Free Guide to Registering an Irish Company for Tax (TR2 Form)

  • By: Walter Dunphy ACCA
  • Date: October 14, 2022
  • Time to read: 4 min.

Once you have registered a new company with the Companies Registration Office (CRO) in Ireland, the next step that you will need to do to get up and running is to register the company for tax.

To do this, you will need to fill out a Form TR2 which will allow you to register for all the relevant taxes for your company (Corporation Tax, VAT, PAYE/PRSI, RCT). Instead of paying an expensive accountant to do this task for your, you may be able to do this yourself if you understand all the aspects of the form.

In this blog post, I will give you a real-life example you can follow as well as a quick run down and explainer of the more difficult parts of the form.

Check out this completed TR2 that can be used as a reference point

Explainer on Key Points on each section of the TR2 Form

Part A – General Details

There is nothing too difficult in this section – it should be all readily available information.

Here is a short list of what you will need to have ready:

  • Business / Registered Office Address
  • CRO number – find this on your certificate of incorporation
  • Date company was registered – find this on your certificate of incorporation
  • When business activity commenced
  • Company shareholder, director and secretary information
  • Details of your tax advisor (if any)
  • Estimates of annual turnover for the first year
  • Details or rental agreements (if any)
  • Prior owner VAT details if the company was acquired

Part B – Corporation Tax

In the easiest section of the form, all companies will be required to register for corporation tax. All you have to do is tick the box.

Part C – VAT Registration

Once your turnover exceeds the threshold of €75,000 for the supply of goods or €37,500 for the supply of services then you are required to register for VAT in Ireland.

Even if you are below these thresholds you may still choose to elect to have your business VAT registered.

Here are a few of the tricker items you may not be familiar with that are included in this part of the form:

Cash Receipts Basis of Accounting: With this basis of accounting you will only pay VAT on your sales whenever the customer pays you. If your turnover is below €2 million per annum or 90% of your supplies are made to customers who are not registered for VAT then you you can use this basis for completing your VAT returns.

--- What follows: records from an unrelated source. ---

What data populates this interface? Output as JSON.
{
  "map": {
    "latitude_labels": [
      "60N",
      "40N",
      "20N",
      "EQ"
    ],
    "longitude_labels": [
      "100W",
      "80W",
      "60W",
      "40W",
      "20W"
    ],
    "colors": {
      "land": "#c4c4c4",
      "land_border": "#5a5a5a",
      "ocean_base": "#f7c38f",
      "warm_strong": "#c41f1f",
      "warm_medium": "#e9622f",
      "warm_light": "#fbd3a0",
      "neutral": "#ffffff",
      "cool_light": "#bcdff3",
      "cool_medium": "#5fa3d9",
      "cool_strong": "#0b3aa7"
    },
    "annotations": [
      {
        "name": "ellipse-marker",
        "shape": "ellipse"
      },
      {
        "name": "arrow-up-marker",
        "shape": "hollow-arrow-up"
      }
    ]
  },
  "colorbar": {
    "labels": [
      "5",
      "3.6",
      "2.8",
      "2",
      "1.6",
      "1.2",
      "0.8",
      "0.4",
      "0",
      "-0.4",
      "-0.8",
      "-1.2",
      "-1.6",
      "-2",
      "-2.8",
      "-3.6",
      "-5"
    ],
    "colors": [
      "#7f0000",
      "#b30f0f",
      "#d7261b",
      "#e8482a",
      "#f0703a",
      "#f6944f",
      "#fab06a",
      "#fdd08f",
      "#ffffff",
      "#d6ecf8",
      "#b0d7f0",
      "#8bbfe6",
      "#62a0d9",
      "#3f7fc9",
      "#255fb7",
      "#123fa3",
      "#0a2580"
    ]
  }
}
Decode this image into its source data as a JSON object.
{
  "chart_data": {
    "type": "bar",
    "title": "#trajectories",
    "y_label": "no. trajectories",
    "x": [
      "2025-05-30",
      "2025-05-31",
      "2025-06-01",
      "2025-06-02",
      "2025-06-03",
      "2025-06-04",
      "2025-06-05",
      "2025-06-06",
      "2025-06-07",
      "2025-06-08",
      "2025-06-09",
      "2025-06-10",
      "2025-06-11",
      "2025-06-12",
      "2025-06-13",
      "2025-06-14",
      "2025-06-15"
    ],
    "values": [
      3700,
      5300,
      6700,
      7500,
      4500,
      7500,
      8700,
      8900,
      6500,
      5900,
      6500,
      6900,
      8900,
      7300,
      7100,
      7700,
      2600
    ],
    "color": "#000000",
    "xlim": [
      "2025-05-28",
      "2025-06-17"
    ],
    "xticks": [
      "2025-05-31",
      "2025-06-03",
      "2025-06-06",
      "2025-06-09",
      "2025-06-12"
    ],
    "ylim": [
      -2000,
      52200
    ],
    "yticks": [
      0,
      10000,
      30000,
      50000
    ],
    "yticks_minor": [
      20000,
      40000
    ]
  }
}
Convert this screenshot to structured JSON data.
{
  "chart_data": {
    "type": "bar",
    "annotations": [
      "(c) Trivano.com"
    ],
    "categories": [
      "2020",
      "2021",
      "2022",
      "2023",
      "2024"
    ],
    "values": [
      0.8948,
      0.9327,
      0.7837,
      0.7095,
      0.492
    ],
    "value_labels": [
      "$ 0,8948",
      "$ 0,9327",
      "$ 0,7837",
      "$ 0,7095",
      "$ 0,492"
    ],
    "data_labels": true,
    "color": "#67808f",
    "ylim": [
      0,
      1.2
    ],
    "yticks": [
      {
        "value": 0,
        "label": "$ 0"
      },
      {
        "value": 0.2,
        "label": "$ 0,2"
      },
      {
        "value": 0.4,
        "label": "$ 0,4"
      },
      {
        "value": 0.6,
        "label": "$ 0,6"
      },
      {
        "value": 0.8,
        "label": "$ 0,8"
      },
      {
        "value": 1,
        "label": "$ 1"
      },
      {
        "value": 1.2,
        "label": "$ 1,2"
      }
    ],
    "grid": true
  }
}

Intra Community Activity: if your business exports or imports goods or services to customers in other EU countries then these amounts will need to be accounted for appropriately and disclosed in separate sections of your VAT returns. There also will be additional reporting requirements in the form of VIES (VAT Information Exchange System) information which are often submitted on either a monthly or quarterly basis.

Postponed Accounting for VAT: If you import goods from outside the EU, then you can use the postponed accounting scheme to improve your cash flows. Instead of paying VAT on imports immediately and then claiming it back at a later date, with postponed accounting you are allowing all traders to reclaim VAT at the same time that it is self-accounted for on a VAT return.

If you register for VAT make sure that your invoicing template correctly accounts for the right VAT rates for the product or service you are selling.

Part D – Registration as an Employer for PAYE/PRSI

This section is relevant to your business if you are hiring staff – you will be required to note how many full time (over 30 hours a week) and part time (less than 30 hours a week) you have hired.

As well as this you will have to note what software you use to calculate the payroll taxes that will be included in the P30 returns ( or describe your manual system).

Some companies do payroll in-house and some outsource it to a professional firm – if you do outsource payroll then add in your advisor’s details in this section also.

Part E – Registration for Relevant Contracts Tax (RCT)

The final part of the TR2 form is related to Relevant Contracts Tax (RCT). This form of tax applies to certain payments by principal contractors to subcontractors in the construction, forestry and meat-processing industries. The rates of tax are 0%, 20% and 35%.

What is the difference between a TR1 and TR2 Form

The TR1 form is for tax registration of sole traders, partnerships and individuals in Ireland. Whereas a TR2 form is completed by resident companies to register for tax in Ireland.

Disclaimer: This blog post is for informational and educational purposes only and should not be construed as financial advice.